All 237 patients provided a ~ 5.0 ml of blood samples while only 214 patients provided their fecal sample. All 50-control subjects provided both blood and fecal samples. We determined the 16S-based microbiota from 169 cases and 33 controls. The 169 patients were binned into five groups: treated RRMS (Group 1), treated PPMS (Group 2), treatment naïve RRMS but diagnosed for > 2 years of disease duration (Group 3), treatment naïve RRMS diagnosed for < 2 years of disease duration (Group 4), and treatment naïve PPMS (Group 5) as shown in Fig. 1. The patients included in groups one and two were on disease-modifying treatments (DMT) within six months of their stool collection. The DMTs were Glatiramer acetate, Dimethyl fumarate, Fingolimod, Natalizumab, Ocrelizumab or Teriflunomide. Groups two, four, and five were excluded from further analysis because each included < 10 patients, and 36 cases from Group 1 and Group 3 and seven healthy controls samples were filtered out due to low sequencing reads.
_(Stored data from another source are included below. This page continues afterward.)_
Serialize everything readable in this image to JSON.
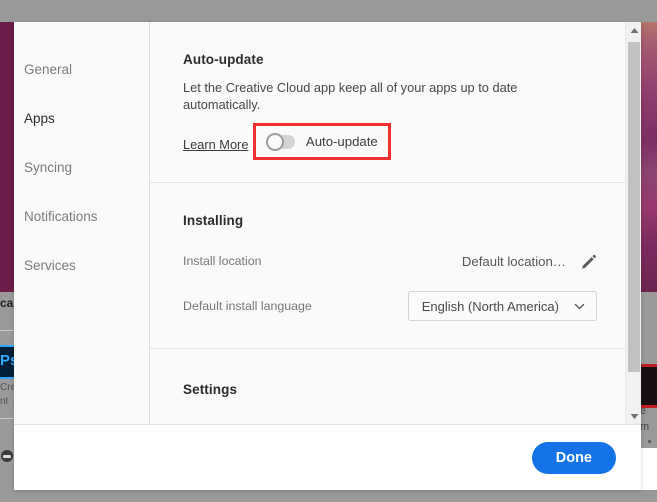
{
  "background": {
    "left_text_fragment_1": "ca",
    "left_app_icon": "Ps",
    "left_text_fragment_2": "Cre",
    "left_text_fragment_3": "nt",
    "right_text_fragment_1": "e",
    "right_text_fragment_2": "m"
  },
  "sidebar": {
    "items": [
      {
        "label": "General",
        "active": false
      },
      {
        "label": "Apps",
        "active": true
      },
      {
        "label": "Syncing",
        "active": false
      },
      {
        "label": "Notifications",
        "active": false
      },
      {
        "label": "Services",
        "active": false
      }
    ]
  },
  "sections": {
    "auto_update": {
      "title": "Auto-update",
      "description": "Let the Creative Cloud app keep all of your apps up to date automatically.",
      "learn_more": "Learn More",
      "toggle_label": "Auto-update",
      "toggle_state": "off",
      "highlight_color": "#f42d2d"
    },
    "installing": {
      "title": "Installing",
      "rows": [
        {
          "label": "Install location",
          "value": "Default location…",
          "control": "pencil-icon"
        },
        {
          "label": "Default install language",
          "value": "English (North America)",
          "control": "select"
        }
      ]
    },
    "settings": {
      "title": "Settings"
    }
  },
  "footer": {
    "done_label": "Done",
    "accent_color": "#1473e6"
  },
  "scrollbar": {
    "up_arrow": "scroll-up-arrow",
    "down_arrow": "scroll-down-arrow"
  }
}
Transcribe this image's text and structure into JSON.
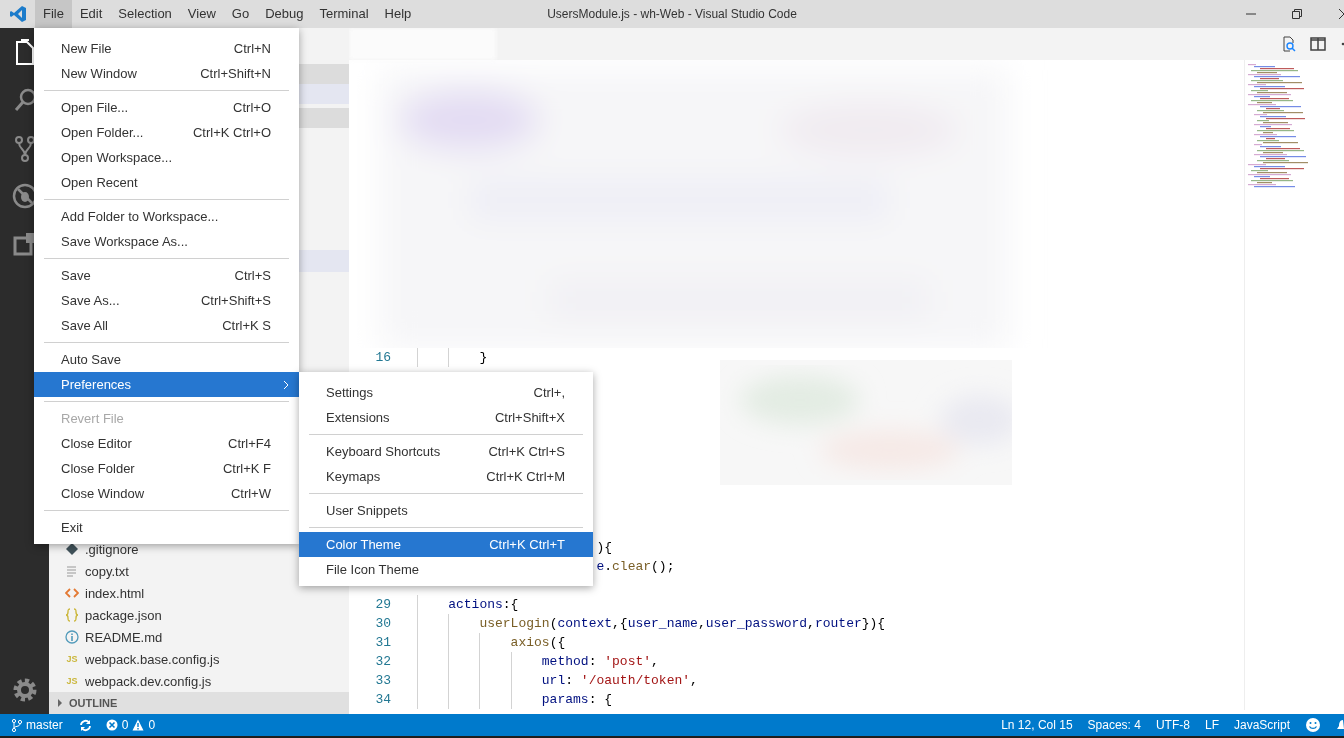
{
  "window": {
    "title": "UsersModule.js - wh-Web - Visual Studio Code"
  },
  "menu_bar": [
    {
      "label": "File",
      "selected": true
    },
    {
      "label": "Edit",
      "selected": false
    },
    {
      "label": "Selection",
      "selected": false
    },
    {
      "label": "View",
      "selected": false
    },
    {
      "label": "Go",
      "selected": false
    },
    {
      "label": "Debug",
      "selected": false
    },
    {
      "label": "Terminal",
      "selected": false
    },
    {
      "label": "Help",
      "selected": false
    }
  ],
  "file_menu": [
    {
      "kind": "item",
      "label": "New File",
      "shortcut": "Ctrl+N",
      "disabled": false,
      "selected": false
    },
    {
      "kind": "item",
      "label": "New Window",
      "shortcut": "Ctrl+Shift+N",
      "disabled": false,
      "selected": false
    },
    {
      "kind": "separator"
    },
    {
      "kind": "item",
      "label": "Open File...",
      "shortcut": "Ctrl+O",
      "disabled": false,
      "selected": false
    },
    {
      "kind": "item",
      "label": "Open Folder...",
      "shortcut": "Ctrl+K Ctrl+O",
      "disabled": false,
      "selected": false
    },
    {
      "kind": "item",
      "label": "Open Workspace...",
      "disabled": false,
      "selected": false
    },
    {
      "kind": "item",
      "label": "Open Recent",
      "disabled": false,
      "selected": false
    },
    {
      "kind": "separator"
    },
    {
      "kind": "item",
      "label": "Add Folder to Workspace...",
      "disabled": false,
      "selected": false
    },
    {
      "kind": "item",
      "label": "Save Workspace As...",
      "disabled": false,
      "selected": false
    },
    {
      "kind": "separator"
    },
    {
      "kind": "item",
      "label": "Save",
      "shortcut": "Ctrl+S",
      "disabled": false,
      "selected": false
    },
    {
      "kind": "item",
      "label": "Save As...",
      "shortcut": "Ctrl+Shift+S",
      "disabled": false,
      "selected": false
    },
    {
      "kind": "item",
      "label": "Save All",
      "shortcut": "Ctrl+K S",
      "disabled": false,
      "selected": false
    },
    {
      "kind": "separator"
    },
    {
      "kind": "item",
      "label": "Auto Save",
      "disabled": false,
      "selected": false
    },
    {
      "kind": "submenu",
      "label": "Preferences",
      "disabled": false,
      "selected": true
    },
    {
      "kind": "separator"
    },
    {
      "kind": "item",
      "label": "Revert File",
      "disabled": true,
      "selected": false
    },
    {
      "kind": "item",
      "label": "Close Editor",
      "shortcut": "Ctrl+F4",
      "disabled": false,
      "selected": false
    },
    {
      "kind": "item",
      "label": "Close Folder",
      "shortcut": "Ctrl+K F",
      "disabled": false,
      "selected": false
    },
    {
      "kind": "item",
      "label": "Close Window",
      "shortcut": "Ctrl+W",
      "disabled": false,
      "selected": false
    },
    {
      "kind": "separator"
    },
    {
      "kind": "item",
      "label": "Exit",
      "disabled": false,
      "selected": false
    }
  ],
  "preferences_submenu": [
    {
      "kind": "item",
      "label": "Settings",
      "shortcut": "Ctrl+,",
      "disabled": false,
      "selected": false
    },
    {
      "kind": "item",
      "label": "Extensions",
      "shortcut": "Ctrl+Shift+X",
      "disabled": false,
      "selected": false
    },
    {
      "kind": "separator"
    },
    {
      "kind": "item",
      "label": "Keyboard Shortcuts",
      "shortcut": "Ctrl+K Ctrl+S",
      "disabled": false,
      "selected": false
    },
    {
      "kind": "item",
      "label": "Keymaps",
      "shortcut": "Ctrl+K Ctrl+M",
      "disabled": false,
      "selected": false
    },
    {
      "kind": "separator"
    },
    {
      "kind": "item",
      "label": "User Snippets",
      "disabled": false,
      "selected": false
    },
    {
      "kind": "separator"
    },
    {
      "kind": "item",
      "label": "Color Theme",
      "shortcut": "Ctrl+K Ctrl+T",
      "disabled": false,
      "selected": true
    },
    {
      "kind": "item",
      "label": "File Icon Theme",
      "disabled": false,
      "selected": false
    }
  ],
  "activity_bar": [
    {
      "kind": "files",
      "selected": true
    },
    {
      "kind": "search",
      "selected": false
    },
    {
      "kind": "source-control",
      "selected": false
    },
    {
      "kind": "debug",
      "selected": false
    },
    {
      "kind": "extensions",
      "selected": false
    },
    {
      "kind": "settings",
      "selected": false
    }
  ],
  "explorer": {
    "files": [
      {
        "name": ".gitignore",
        "kind": "git"
      },
      {
        "name": "copy.txt",
        "kind": "text"
      },
      {
        "name": "index.html",
        "kind": "html"
      },
      {
        "name": "package.json",
        "kind": "json"
      },
      {
        "name": "README.md",
        "kind": "info"
      },
      {
        "name": "webpack.base.config.js",
        "kind": "js",
        "badge": "JS"
      },
      {
        "name": "webpack.dev.config.js",
        "kind": "js",
        "badge": "JS"
      }
    ],
    "outline": {
      "label": "OUTLINE",
      "expanded": false
    }
  },
  "editor": {
    "rows": [
      {
        "kind": "code",
        "number": "16",
        "tokens": [
          {
            "kind": "plain",
            "text": "        }"
          }
        ]
      },
      {
        "kind": "covered"
      },
      {
        "kind": "covered"
      },
      {
        "kind": "covered"
      },
      {
        "kind": "covered"
      },
      {
        "kind": "covered"
      },
      {
        "kind": "covered"
      },
      {
        "kind": "covered"
      },
      {
        "kind": "covered"
      },
      {
        "kind": "covered"
      },
      {
        "kind": "code",
        "tokens": [
          {
            "kind": "plain",
            "text": "                       ){"
          }
        ]
      },
      {
        "kind": "code",
        "tokens": [
          {
            "kind": "var",
            "text": "                       e"
          },
          {
            "kind": "plain",
            "text": "."
          },
          {
            "kind": "fn",
            "text": "clear"
          },
          {
            "kind": "plain",
            "text": "();"
          }
        ]
      },
      {
        "kind": "covered"
      },
      {
        "kind": "code",
        "number": "29",
        "tokens": [
          {
            "kind": "var",
            "text": "    actions"
          },
          {
            "kind": "plain",
            "text": ":{"
          }
        ]
      },
      {
        "kind": "code",
        "number": "30",
        "tokens": [
          {
            "kind": "fn",
            "text": "        userLogin"
          },
          {
            "kind": "plain",
            "text": "("
          },
          {
            "kind": "var",
            "text": "context"
          },
          {
            "kind": "plain",
            "text": ",{"
          },
          {
            "kind": "var",
            "text": "user_name"
          },
          {
            "kind": "plain",
            "text": ","
          },
          {
            "kind": "var",
            "text": "user_password"
          },
          {
            "kind": "plain",
            "text": ","
          },
          {
            "kind": "var",
            "text": "router"
          },
          {
            "kind": "plain",
            "text": "}){"
          }
        ]
      },
      {
        "kind": "code",
        "number": "31",
        "tokens": [
          {
            "kind": "fn",
            "text": "            axios"
          },
          {
            "kind": "plain",
            "text": "({"
          }
        ]
      },
      {
        "kind": "code",
        "number": "32",
        "tokens": [
          {
            "kind": "var",
            "text": "                method"
          },
          {
            "kind": "plain",
            "text": ": "
          },
          {
            "kind": "str",
            "text": "'post'"
          },
          {
            "kind": "plain",
            "text": ","
          }
        ]
      },
      {
        "kind": "code",
        "number": "33",
        "tokens": [
          {
            "kind": "var",
            "text": "                url"
          },
          {
            "kind": "plain",
            "text": ": "
          },
          {
            "kind": "str",
            "text": "'/oauth/token'"
          },
          {
            "kind": "plain",
            "text": ","
          }
        ]
      },
      {
        "kind": "code",
        "number": "34",
        "tokens": [
          {
            "kind": "var",
            "text": "                params"
          },
          {
            "kind": "plain",
            "text": ": {"
          }
        ]
      }
    ]
  },
  "status_bar": {
    "branch": "master",
    "errors": "0",
    "warnings": "0",
    "position": "Ln 12, Col 15",
    "indentation": "Spaces: 4",
    "encoding": "UTF-8",
    "line_ending": "LF",
    "language": "JavaScript"
  }
}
The final microbiome analysis was based on 117 MS cases and 26 control subjects, and their demographic data is found in Table 1. Complete electronic health records (clinical and medications data) were not available for some non-MCHS patients who just sought MS clinical consultation/treatment at the MCHS.
Flow chart displaying both the recruited MS patients and the healthy controls, their grouping and inclusion in the final analysis.
Sample collection and storage
A self-collection fecal sample kit with detailed instructions was sent to each subject (patients and controls) or handed over by medical assistant of the caring physician to the MS patient during their routine visit with a provider. The fecal samples were returned in a boxed frozen cold pack to Dr. Shukla’s laboratory where they were divided into aliquots and stored at −80 °C until further analysis. In addition, the recruited patients and controls provided a blood sample during their regular visit to MCHS’s phlebotomy center. The blood samples were processed for serum, plasma, and buffy coat collection and stored at −80 °C.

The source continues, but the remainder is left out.